Barça potwierdza swoją pozycję lidera w meczu przeciwko Efes dzięki występowi Metu

Barça ratyfikowała swój status lidera w lidze początek drugiego podwójnego dnia sezonu podczas skomplikowanej wizyty w Stambule, gdzie stanął przed Anadolu Efes, na którego nie można było liczyć jego największa gwiazda, Shane’a Larkinaale nie poddał się w meczu, w którym Barça zakończyła się zwycięstwem 88-97.

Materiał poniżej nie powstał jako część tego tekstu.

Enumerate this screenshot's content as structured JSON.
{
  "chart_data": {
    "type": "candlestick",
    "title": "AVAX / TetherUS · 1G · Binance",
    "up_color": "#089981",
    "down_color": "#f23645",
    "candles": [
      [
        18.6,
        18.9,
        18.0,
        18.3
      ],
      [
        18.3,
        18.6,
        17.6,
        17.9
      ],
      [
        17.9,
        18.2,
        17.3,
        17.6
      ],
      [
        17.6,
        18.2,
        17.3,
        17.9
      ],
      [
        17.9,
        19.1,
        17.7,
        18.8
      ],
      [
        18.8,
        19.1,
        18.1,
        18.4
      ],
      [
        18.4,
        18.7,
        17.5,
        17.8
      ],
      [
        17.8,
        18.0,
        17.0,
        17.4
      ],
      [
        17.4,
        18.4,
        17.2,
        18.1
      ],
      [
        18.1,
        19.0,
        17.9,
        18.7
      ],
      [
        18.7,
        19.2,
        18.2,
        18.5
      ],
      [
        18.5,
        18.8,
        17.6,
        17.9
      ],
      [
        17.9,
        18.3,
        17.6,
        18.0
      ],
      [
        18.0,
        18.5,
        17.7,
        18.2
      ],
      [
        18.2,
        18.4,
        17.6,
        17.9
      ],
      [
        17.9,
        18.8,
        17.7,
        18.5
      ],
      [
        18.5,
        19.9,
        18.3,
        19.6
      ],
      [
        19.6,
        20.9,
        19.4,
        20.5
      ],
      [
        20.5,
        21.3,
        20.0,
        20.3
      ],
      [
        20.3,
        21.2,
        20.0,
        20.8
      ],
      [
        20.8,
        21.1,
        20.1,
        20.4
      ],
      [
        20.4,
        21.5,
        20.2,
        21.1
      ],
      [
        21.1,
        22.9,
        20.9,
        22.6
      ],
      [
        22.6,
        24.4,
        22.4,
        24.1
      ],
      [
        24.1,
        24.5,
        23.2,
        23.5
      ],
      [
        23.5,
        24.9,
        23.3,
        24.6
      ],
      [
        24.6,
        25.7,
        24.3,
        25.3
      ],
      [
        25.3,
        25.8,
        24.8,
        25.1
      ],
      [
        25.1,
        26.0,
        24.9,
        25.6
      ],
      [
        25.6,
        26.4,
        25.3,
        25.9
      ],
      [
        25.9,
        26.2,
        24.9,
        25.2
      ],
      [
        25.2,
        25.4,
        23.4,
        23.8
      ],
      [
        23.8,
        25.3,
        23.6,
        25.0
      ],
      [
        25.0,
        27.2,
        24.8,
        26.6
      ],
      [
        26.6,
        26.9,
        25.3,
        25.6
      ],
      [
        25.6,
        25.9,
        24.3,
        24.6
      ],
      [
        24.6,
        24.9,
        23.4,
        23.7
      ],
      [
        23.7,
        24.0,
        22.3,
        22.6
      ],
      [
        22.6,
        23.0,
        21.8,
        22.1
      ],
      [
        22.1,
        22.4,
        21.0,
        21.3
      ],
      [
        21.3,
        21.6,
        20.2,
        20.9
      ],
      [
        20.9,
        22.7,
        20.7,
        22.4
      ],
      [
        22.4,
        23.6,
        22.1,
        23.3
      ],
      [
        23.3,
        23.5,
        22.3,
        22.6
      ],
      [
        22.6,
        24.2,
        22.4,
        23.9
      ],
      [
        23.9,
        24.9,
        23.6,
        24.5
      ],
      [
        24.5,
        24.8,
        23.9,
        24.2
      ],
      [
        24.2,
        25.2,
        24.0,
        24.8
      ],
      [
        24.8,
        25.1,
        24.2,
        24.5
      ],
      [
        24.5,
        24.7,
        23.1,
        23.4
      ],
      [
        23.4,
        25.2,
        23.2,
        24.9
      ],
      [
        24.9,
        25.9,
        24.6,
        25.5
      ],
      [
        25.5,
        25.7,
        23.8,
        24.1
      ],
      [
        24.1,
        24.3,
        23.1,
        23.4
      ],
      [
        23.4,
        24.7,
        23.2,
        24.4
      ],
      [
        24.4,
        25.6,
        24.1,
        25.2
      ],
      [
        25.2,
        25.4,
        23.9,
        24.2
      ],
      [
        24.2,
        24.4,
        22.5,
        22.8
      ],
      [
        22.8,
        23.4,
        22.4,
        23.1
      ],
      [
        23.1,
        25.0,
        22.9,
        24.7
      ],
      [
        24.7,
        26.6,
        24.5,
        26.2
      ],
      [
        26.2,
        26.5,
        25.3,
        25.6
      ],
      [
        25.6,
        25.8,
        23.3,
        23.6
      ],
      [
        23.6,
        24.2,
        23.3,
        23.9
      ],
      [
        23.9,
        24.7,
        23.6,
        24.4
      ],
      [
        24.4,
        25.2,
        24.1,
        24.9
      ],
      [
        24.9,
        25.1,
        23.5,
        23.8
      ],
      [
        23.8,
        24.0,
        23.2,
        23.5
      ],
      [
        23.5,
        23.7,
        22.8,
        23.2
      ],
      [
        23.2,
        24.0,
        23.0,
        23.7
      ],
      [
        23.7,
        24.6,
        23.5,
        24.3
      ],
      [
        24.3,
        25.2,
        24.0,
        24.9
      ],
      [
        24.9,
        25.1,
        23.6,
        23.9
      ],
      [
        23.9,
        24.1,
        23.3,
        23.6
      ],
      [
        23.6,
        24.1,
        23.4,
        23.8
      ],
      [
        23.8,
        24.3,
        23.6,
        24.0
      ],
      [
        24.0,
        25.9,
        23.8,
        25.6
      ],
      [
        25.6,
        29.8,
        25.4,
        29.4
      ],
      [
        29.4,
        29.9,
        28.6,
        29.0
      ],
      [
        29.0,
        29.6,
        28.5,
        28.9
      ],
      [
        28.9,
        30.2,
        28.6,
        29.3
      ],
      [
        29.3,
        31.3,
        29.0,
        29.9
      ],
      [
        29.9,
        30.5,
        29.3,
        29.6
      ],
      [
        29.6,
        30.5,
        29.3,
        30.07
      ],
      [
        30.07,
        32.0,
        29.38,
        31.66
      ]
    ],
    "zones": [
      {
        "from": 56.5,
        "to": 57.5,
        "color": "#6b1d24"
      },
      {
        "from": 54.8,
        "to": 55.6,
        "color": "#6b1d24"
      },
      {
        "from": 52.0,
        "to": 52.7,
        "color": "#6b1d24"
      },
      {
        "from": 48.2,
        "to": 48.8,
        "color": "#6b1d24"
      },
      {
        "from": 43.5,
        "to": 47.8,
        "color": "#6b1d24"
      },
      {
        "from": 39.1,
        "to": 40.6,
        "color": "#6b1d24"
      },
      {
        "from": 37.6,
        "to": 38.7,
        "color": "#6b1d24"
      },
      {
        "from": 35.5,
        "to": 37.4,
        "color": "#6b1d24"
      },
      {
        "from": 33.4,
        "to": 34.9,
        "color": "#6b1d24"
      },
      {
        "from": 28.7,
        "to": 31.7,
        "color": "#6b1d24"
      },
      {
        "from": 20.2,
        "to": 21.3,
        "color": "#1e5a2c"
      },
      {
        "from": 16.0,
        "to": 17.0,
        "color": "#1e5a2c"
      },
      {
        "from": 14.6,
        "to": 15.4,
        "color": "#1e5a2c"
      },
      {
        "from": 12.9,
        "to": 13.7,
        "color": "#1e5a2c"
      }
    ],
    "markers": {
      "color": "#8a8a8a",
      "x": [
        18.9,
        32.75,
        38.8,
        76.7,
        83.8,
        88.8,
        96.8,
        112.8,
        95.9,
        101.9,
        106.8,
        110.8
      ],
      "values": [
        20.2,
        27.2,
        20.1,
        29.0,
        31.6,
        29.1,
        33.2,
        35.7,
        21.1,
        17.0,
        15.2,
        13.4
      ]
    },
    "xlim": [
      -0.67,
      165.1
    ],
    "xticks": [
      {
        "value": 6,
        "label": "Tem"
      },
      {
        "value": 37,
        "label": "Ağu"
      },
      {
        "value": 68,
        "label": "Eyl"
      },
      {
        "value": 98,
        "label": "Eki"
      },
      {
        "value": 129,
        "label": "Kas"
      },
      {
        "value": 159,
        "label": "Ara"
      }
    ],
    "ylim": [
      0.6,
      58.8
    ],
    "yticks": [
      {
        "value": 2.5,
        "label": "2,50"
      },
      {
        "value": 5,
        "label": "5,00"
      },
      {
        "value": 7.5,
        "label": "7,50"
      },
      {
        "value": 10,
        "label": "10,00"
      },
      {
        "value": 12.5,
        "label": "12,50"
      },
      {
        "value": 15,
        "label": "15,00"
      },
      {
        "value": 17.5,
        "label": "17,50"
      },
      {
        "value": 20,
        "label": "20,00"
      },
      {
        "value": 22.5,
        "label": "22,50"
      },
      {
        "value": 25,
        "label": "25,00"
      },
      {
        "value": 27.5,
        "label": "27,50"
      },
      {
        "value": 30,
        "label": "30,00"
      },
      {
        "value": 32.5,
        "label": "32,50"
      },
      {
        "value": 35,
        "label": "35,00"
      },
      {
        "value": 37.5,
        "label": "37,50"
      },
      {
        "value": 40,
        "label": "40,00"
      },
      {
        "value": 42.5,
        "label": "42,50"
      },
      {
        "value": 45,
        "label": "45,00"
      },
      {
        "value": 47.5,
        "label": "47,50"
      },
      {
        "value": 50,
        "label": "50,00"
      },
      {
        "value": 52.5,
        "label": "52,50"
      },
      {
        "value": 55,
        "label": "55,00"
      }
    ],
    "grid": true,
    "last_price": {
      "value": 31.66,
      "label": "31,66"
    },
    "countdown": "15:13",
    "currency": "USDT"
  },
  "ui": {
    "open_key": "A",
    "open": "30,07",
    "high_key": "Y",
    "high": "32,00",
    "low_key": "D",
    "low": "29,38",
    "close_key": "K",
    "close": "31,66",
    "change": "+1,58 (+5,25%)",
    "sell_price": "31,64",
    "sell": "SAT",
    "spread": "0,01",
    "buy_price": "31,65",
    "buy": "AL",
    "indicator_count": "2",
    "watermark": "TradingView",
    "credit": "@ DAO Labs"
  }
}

W ten sposób kataloński zespół cierń ostatniego weekendu został usunięty w lidze Endesa, gdzie przegrali z Unicają. Uczynił to pod przewodnictwem A Następnie dotknij Metu który zakończył mecz jako najlepszy w meczu z 20 punktami, 3 zbiórkami i 20 punktami rankingowymi

Początek kontrastów

Zespół Joana Peñarroyi rozpoczął bardzo dobrze, m.in trzy kolejne trójki w pierwszych trzech ofensywnych akcjach meczu, które przeszły przez bramkę Jabari Parker i Alex Abrines Początkowy wynik 2:9 na korzyść Blaugranas spowodował, że Mijatovic przerwał mecz zaledwie dwie minuty po jego rozpoczęciu.

Przerwa na żądanie drużyny osmańskiej była bardzo owocna, o ile jej się to udało powoli wracaj do gry dzięki dobremu występowi Eliasza Bryanta. Punkty zaczęły napływać i Efes dostał nawet na chwilę weź korzyść(20-18) co zaowocowało wymianą koszy zakończyło się zwycięstwem Barcelony na tablicy wyników pod koniec pierwszej kwarty (26-29).

Jabariego ParkeraEFE

Ofensywny festiwal

Druga kwarta rozpoczęła się tak samo, jak zakończyła się pierwsza, czyli od remisu brutalny sukces w ofensywie z dwóch drużyn. Jednak postać Następnie dotknij Metu wyprzedzili pozostałych, przejmując na początku stery Barcelony 13 punktów i doskonałe 3 z 3 w trójkachco owszem, nie pomogło drużynie Peñarroyi zdystansować się na tablicy wyników.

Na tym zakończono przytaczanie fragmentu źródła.